Allah Ta'ala berfirman: "Apa saja yang diberikan oleh Rasul kepadamu semua, maka
ambillah itu -yakni lakukanlah- dan apa saja yang dilarang olehnya, maka
hentikanlah itu." (al-Hasyr: 7)
Allah Ta'ala berfirman lagi: "Ia -yakni Muhammad- itu tidaklah
berkata-kata dengan kemauannya sendiri. Itu tiada lain kecuali wahyu yang
diwahyukan kepadanya." (an-Najm: 3-4)
Juga Allah Ta'ala berfirman pula: "Katakanlah -hai Muhammad,
jikalau engkau semua mencintai Allah, maka ikutilah aku, maka Allah tentu
mencintai engkau semua dan akan mengampuni dosa-dosamu." (Ali-Imran: 31)
Allah Ta'ala berfirman pula: "Dan sesungguhnya di dalam pribadi
Rasulullah itu merupakan ikutan -teladan- yang baik bagimu semua, juga bagi
orang yang mengharapkan menemui Allah dan hari akhir." (al-Ahzab: 21)
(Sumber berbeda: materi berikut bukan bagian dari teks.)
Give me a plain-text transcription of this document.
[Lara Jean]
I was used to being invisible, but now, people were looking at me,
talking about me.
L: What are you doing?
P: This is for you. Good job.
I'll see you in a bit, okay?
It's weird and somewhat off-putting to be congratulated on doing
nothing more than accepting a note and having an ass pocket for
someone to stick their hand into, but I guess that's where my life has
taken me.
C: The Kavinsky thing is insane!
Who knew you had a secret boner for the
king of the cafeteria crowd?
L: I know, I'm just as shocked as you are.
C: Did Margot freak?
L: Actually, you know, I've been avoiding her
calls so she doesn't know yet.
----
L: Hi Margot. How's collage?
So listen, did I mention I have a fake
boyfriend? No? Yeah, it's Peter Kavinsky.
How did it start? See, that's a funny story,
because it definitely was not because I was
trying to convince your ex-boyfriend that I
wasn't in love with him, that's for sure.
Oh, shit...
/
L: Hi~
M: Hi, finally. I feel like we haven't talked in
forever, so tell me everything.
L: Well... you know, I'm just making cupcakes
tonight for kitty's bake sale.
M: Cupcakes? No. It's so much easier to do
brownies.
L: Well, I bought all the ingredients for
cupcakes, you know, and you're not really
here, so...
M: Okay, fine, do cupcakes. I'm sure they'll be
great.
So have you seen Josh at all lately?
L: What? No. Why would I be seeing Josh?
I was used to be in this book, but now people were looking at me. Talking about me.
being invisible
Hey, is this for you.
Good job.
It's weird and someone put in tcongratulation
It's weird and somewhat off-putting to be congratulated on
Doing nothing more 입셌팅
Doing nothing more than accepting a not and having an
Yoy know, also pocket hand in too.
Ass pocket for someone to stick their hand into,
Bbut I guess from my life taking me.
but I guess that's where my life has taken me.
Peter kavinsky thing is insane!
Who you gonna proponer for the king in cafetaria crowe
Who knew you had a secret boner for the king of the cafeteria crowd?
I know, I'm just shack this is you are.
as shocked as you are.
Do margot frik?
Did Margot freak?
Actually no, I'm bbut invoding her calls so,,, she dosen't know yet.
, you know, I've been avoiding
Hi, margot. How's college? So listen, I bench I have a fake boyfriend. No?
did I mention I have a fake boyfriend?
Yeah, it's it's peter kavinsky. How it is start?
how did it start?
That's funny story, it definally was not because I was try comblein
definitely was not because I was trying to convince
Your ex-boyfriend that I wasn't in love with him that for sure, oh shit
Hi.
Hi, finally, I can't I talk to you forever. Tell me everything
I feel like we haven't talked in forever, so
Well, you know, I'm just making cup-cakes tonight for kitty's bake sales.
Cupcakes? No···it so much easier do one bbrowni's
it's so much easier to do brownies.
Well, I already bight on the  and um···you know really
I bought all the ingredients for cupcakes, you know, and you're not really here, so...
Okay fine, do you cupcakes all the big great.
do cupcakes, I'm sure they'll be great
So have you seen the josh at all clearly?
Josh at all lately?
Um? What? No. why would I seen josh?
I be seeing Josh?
Allah Ta'ala berfirman lagi "Tetapi tidak, demi Tuhanmu. Mereka
belum beriman benar-benar sebelum mereka meminta keputusan kepadamu dalam
perkara-perkara yang mereka perselisihkan, kemudian mereka tidak menaruh
keberatan dalam hatinya terhadap putusan yang engkau berikan itu dan mereka
menyerah dengan penyerahan yang bulat-bulat." (an-Nisa': 65)
Juga Allah Ta'ala berfirman: "Jikalau engkau semua
memperselisihkan dalam sesuatu persoalan, maka kembalikanlah itu kepada Allah
dan RasulNya, apabila engkau semua benar-benar beriman kepada Allah dan hari
akhir." (an-Nisa': 59) Para alim-ulama berkata: "Maksudnya itu ialah supaya
dikembalikan sesuai dengan al-Kitab -Al-Qur'an- dan as-Sunnah -Al-Hadits."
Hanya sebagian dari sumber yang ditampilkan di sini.